Because if we take seriously the fact that we’re baptized into Christ’s suffering and death — not just deputized to continue his earthly (healthy) ministry — then those 3 hours on the cross are every bit as integral to discipleship as the compassionate, prophetic ministry that landed him there.

Only now, with incurable cancer, do I recognize how for over a dozen years I’ve circumscribed discipleship in such a way that excludes people like the person I have been these last couple of years. Sick, this question hit me with the equal and opposite force of a mother’s slap: How do the sick participate in Christ’s ministry? Rather than, you know, receive it?

Never say Jesus lacks a sense of humor — even if his followers frequently do — because I think the answer for how we think of discipleship lies in my least favorite chunk of scripture: 1 Corinthians 12 and 13: “For just as the body is one and has many members, and all the members of the body, though many, are one body… For in the one Spirit we were all baptized into one body…”

I’ve spent considerable time attempting to dissuade brides and grooms from using this passage in their wedding ceremonies, especially the “love is patient…” pericope which concludes it. I point out to them — Paul’s not speaking to individuals in 1 Corinthians and especially not to love-stuck couples about to be married.

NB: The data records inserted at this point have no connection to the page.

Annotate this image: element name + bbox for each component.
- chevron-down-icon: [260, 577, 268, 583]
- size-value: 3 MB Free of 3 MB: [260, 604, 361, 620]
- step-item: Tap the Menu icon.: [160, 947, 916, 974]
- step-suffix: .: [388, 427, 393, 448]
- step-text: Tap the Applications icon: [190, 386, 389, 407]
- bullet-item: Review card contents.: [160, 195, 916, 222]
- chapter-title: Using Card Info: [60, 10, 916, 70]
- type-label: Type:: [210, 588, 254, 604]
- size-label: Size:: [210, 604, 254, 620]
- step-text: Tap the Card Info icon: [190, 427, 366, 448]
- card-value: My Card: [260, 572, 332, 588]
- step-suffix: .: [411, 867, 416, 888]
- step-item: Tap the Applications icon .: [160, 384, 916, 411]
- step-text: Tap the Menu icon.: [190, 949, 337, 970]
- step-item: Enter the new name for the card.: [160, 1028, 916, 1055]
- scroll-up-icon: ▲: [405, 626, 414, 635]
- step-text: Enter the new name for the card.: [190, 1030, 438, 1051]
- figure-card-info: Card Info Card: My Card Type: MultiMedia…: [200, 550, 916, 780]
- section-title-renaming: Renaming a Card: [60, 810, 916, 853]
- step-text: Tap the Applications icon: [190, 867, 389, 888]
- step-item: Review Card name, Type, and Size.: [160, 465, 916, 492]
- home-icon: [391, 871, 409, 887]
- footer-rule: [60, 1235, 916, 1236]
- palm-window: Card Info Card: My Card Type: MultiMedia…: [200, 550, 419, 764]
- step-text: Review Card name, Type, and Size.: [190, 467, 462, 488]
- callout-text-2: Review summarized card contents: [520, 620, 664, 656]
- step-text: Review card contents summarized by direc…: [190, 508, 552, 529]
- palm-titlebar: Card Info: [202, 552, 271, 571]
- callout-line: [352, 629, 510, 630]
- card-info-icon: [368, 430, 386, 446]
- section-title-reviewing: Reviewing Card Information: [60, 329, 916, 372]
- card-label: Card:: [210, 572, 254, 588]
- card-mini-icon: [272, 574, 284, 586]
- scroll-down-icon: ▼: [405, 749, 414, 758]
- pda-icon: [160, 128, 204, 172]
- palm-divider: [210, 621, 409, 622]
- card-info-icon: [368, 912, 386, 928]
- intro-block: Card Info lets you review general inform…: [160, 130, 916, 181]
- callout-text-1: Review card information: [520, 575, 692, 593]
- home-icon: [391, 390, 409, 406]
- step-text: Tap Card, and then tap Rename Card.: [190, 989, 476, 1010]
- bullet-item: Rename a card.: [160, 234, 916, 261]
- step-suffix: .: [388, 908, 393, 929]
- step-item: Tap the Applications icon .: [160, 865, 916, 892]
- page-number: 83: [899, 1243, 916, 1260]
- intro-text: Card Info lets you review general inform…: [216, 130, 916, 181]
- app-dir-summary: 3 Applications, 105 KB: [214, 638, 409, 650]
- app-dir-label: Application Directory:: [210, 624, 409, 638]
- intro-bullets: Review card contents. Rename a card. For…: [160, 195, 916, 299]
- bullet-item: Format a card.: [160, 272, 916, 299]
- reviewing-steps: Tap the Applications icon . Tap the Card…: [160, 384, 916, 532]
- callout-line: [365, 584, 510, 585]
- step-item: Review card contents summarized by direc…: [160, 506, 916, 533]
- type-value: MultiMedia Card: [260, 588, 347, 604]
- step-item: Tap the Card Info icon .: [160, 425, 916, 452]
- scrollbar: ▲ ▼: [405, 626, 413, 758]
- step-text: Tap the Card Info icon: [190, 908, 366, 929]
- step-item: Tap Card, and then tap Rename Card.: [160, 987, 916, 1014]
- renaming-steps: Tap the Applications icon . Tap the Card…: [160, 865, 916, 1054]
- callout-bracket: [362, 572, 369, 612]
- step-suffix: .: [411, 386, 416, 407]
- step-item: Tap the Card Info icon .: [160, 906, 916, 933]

Paul’s addressing the gathered community, the church, the Body of Christ.

When it comes headstrong brides and indifferent grooms, 9 times out of 10 my persuasive efforts prove futile. But as much time as I expend steering people away from this passage, I have spent surprisingly little time reflecting on it, which I can now see is a shame. Because if each of us are parts of Christ’s Body only, individual, discrete parts — a hand here, an ear there, an eye — then it stands to reason that we’re called to, responsible for, just a part of Christ’s ministry, imitating that part of Jesus’ life our situation in life allows.

Let someone else speak Truth to Power. Someone else can roll up their sleeves and clothe the naked. But what about those who don’t have the energy to feed the hungry? And frankly, those with an expiration date don’t have the peace of mind to be peacemakers. If Paul’s right, then me facing my illness and suffering with my imperfect approximation of Jesus’ “Father, into your hands, I commend my spirit” is every bit an authentic expression of discipleship as serving at a homeless shelter or extending grace to a prodigal.

Instead of saying we’re only responsible for a part of Christ’s ministry, perhaps it’s better to put it this way: God doesn’t need us to live Jesus’ life; Jesus already lived the life God gave him. He lived it faithfully, and he lived it for us. In our place. So we don’t have to live his life.

Sick, I realized the question is not: how can I be just like Jesus given the particularities and pressures of my life? The question is: how can I see the particularities and pressures of my life (with cancer) as a participation with whom I am already in by my baptism?

That’s as relevant a question for (healthy) pastors as it is for every one else.